After the plaintiff has completed the presentation of his evidence, the defendant, without waiving his right to offer evidence in the event the motion is not granted, may move for a dismissal on the ground that upon the facts and the law the plaintiff has shown no right to relief. In an action tried by the court without a jury the court as trier of the facts may then determine them and render judgment against the plaintiff or may decline to render any judgment until the close of all the evidence.

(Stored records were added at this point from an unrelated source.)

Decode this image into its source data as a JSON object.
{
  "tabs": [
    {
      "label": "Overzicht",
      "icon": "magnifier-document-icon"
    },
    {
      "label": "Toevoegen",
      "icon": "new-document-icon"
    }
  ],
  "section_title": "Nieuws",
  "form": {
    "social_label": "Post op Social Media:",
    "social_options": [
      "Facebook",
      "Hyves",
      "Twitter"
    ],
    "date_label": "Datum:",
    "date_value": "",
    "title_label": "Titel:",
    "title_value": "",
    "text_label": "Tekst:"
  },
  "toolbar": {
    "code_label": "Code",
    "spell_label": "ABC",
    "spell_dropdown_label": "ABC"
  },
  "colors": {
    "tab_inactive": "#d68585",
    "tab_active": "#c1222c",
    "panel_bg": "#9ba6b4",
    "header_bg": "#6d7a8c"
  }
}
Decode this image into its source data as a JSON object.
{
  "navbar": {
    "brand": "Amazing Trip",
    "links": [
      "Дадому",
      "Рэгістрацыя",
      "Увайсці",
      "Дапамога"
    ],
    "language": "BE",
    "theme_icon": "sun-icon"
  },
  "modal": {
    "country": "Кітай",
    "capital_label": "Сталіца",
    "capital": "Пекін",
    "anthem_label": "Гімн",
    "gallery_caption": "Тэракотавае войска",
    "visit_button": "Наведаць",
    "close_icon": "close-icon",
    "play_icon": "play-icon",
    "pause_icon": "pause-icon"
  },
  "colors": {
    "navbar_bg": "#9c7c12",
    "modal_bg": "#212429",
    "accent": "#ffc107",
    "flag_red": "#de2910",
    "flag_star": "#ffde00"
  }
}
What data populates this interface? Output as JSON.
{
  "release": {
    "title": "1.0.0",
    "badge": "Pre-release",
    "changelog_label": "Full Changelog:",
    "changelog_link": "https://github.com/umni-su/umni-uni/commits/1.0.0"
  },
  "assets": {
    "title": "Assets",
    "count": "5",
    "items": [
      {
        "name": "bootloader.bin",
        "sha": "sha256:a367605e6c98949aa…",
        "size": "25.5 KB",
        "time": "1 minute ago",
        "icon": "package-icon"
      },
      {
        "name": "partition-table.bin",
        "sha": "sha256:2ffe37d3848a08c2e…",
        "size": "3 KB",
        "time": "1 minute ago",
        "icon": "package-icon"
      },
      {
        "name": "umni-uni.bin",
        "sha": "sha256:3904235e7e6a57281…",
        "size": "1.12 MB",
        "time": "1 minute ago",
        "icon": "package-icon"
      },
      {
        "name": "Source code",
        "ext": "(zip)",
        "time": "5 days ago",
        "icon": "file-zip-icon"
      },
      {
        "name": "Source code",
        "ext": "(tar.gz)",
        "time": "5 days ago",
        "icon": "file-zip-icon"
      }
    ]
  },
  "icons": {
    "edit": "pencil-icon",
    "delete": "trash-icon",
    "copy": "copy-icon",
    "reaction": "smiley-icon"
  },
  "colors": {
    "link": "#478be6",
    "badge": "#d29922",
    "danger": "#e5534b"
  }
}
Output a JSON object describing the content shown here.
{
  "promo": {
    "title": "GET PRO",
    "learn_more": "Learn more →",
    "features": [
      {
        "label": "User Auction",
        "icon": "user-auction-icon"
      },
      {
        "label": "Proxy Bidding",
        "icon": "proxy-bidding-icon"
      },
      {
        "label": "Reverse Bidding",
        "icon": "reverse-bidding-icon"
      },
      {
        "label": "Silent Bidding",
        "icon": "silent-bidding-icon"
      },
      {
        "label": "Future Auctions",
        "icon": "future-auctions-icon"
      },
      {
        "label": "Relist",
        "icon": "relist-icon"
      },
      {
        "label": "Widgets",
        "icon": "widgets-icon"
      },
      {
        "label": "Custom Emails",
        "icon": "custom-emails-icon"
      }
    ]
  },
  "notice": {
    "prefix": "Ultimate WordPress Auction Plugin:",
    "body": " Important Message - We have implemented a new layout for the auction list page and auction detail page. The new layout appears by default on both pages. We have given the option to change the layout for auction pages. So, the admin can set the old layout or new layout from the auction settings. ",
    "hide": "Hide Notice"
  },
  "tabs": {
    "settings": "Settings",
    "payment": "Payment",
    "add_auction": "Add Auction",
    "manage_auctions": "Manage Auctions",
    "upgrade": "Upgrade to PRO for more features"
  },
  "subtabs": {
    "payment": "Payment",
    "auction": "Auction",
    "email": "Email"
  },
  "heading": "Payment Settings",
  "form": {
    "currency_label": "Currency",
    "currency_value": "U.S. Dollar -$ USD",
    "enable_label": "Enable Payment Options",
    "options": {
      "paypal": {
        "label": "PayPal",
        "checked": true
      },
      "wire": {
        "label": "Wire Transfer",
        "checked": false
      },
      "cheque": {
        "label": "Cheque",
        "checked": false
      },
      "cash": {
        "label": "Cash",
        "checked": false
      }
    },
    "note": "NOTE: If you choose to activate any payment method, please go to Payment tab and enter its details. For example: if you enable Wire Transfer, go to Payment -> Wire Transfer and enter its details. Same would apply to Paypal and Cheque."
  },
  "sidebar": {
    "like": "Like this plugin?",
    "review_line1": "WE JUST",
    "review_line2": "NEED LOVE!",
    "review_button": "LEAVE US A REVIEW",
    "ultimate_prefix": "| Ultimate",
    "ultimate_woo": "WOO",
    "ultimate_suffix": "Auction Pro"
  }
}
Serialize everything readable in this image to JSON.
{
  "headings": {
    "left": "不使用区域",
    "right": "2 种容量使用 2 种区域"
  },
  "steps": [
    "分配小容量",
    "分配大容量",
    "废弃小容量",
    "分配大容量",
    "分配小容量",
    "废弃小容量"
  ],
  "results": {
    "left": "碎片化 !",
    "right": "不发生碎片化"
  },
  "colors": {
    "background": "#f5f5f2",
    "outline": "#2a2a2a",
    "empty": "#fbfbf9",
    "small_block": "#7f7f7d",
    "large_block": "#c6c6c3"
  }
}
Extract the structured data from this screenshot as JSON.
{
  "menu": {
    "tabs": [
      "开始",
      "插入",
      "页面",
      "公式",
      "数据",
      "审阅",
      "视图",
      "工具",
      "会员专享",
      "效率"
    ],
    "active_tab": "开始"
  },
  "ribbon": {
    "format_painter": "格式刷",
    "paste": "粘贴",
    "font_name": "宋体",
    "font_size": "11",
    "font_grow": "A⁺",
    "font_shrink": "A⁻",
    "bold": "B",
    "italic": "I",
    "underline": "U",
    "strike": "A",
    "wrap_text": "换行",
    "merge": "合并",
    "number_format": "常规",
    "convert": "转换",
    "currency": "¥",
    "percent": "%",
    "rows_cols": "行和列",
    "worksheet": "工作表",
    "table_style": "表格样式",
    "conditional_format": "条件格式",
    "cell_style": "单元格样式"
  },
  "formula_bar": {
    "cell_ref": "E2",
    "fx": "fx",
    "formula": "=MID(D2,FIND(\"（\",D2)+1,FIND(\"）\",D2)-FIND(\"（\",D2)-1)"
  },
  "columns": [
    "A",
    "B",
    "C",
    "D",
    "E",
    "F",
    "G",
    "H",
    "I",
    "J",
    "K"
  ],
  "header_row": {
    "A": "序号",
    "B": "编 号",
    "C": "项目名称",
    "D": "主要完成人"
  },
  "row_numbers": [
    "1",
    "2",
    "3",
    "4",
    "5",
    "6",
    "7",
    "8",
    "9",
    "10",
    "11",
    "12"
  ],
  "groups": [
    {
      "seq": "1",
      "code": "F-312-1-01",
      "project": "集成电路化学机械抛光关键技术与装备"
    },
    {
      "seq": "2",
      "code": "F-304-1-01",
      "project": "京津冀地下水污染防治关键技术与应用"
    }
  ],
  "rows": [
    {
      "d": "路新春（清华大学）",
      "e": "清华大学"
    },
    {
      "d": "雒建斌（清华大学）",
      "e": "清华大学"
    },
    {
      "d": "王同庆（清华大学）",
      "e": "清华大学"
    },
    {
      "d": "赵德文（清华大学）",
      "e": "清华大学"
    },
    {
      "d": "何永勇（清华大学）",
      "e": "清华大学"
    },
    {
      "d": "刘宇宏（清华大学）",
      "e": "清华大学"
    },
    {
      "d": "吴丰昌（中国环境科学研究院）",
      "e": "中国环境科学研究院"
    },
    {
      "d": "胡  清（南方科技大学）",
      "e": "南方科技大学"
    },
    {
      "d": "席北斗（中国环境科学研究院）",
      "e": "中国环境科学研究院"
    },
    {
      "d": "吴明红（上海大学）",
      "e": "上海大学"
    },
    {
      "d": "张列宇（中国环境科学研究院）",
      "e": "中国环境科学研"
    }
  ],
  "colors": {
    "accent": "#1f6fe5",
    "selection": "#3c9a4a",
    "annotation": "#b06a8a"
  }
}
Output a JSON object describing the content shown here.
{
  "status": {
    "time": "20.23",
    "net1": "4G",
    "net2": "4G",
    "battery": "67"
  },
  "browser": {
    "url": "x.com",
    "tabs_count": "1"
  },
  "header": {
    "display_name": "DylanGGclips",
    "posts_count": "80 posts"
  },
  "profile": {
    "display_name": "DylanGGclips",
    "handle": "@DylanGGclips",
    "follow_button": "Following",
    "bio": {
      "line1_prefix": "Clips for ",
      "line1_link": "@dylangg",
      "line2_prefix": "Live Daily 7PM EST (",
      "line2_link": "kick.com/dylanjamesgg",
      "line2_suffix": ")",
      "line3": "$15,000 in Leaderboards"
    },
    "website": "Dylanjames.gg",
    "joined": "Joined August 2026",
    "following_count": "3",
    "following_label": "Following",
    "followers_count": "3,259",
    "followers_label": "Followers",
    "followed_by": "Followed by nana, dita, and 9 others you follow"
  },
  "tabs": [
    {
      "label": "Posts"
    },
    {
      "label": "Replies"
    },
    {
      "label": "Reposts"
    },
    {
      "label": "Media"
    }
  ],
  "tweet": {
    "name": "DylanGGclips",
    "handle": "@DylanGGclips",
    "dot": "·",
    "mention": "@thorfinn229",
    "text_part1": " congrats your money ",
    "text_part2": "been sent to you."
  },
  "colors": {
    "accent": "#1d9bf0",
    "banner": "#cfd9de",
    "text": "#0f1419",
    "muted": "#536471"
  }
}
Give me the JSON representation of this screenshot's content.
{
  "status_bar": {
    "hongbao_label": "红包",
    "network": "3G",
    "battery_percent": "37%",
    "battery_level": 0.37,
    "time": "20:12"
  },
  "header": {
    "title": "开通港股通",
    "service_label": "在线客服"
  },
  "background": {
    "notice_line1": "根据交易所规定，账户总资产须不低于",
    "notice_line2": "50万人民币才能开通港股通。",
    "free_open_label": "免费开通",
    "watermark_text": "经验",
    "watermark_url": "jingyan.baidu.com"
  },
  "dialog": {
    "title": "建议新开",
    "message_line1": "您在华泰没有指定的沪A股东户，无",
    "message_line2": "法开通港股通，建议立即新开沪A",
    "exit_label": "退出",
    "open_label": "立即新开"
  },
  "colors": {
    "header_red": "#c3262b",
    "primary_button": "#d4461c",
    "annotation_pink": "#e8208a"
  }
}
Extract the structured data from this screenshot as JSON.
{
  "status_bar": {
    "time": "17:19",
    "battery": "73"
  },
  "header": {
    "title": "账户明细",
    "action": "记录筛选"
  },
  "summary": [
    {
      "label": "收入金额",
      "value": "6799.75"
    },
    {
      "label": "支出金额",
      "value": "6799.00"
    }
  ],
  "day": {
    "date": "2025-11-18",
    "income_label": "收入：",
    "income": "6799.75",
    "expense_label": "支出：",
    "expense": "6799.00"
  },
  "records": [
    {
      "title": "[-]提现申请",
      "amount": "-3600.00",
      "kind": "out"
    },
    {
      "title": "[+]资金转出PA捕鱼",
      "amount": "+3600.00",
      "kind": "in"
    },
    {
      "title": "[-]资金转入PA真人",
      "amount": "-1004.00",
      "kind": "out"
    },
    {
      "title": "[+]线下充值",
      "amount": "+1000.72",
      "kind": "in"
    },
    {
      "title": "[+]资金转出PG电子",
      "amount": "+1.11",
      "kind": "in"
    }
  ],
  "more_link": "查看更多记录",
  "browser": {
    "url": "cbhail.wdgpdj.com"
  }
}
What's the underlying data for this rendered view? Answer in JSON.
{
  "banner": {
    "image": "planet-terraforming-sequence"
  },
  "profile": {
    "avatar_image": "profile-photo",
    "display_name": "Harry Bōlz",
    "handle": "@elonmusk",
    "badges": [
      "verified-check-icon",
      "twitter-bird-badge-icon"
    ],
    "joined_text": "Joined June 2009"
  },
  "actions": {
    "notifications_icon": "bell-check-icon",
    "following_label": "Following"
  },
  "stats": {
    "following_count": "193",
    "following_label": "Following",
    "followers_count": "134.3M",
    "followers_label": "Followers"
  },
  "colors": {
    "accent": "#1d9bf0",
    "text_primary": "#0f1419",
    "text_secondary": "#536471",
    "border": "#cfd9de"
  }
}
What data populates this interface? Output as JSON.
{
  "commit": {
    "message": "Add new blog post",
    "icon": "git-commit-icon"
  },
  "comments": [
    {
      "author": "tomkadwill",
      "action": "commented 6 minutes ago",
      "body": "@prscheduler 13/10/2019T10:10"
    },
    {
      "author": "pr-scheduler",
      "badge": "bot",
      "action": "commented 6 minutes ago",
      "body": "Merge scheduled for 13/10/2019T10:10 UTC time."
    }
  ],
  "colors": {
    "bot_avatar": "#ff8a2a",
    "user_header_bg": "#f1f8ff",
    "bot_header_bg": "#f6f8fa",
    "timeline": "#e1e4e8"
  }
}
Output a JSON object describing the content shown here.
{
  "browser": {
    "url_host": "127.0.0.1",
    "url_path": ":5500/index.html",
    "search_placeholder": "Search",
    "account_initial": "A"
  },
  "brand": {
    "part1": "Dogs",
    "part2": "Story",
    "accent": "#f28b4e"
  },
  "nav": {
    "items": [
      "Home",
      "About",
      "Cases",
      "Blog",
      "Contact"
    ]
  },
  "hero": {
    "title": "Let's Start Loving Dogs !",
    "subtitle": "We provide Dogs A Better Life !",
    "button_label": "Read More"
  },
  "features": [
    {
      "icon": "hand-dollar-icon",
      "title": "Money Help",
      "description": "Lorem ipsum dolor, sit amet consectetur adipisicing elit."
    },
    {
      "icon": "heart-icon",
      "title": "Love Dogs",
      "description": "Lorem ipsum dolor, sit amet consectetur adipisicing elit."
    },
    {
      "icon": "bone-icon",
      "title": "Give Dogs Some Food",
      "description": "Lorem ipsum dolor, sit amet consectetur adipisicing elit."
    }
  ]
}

[fn2] Civ.R. 41(b) provides in part:

If the court renders judgment on the merits against the plaintiff, the court shall make findings as provided in Rule 52(a). A dismissal for lack of jurisdiction or for improper venue or for lack of an indispensable party does not operate as an adjudication upon the merits. Any other dismissal not provided for in this rule and a dismissal under this subdivision operates as an adjudication upon the merits, unless the court in its order for dismissal otherwise specifies.

Civ.R. 52(a) states in part:

In all actions tried upon the facts without a jury or with an advisory jury, the court shall find the facts specially and state separately its conclusions of law thereon and direct the entry of the appropriate judgment * * *. If an opinion or memorandum of decision is filed, it will be sufficient if the findings of fact and conclusions of law appear therein. Findings of fact and conclusions of law are unnecessary on decisions of motions under Rules 12 or 56 or any other motion except as provided in Rule 41(b).

In Jefferson v. Greater Anchorage Area Borough, Opinion No. 536,451 P.2d 730 (Alaska 1969), we held that a dismissal of a complaint in the case of Dale v. Greater Anchorage Area Borough,439 P.2d 790 (Alaska 1968), operated as an adjudication upon the merits under Civil Rule 41(b), but that no findings of fact or conclusions of law were required. The situation in the Dale
case is distinguishable from the one here. In Dale no evidence had been presented when the dismissal took place, so that there was nothing upon which to base findings of fact. In this case evidence had been presented by the appellant when the motion for dismissal was made, and findings could and should have been made based upon such evidence.

[fn3] 368 P.2d 217, 219 (Alaska 1962).

[fn4] Stock Grove, Inc. v. City of Juneau, 403 P.2d 171, 176
(Alaska 1965).

[fn5] 368 P.2d 810, 815 (Alaska 1962).

[fn6] Veal v. Newlin, Inc., 367 P.2d 155, 157 (Alaska 1961).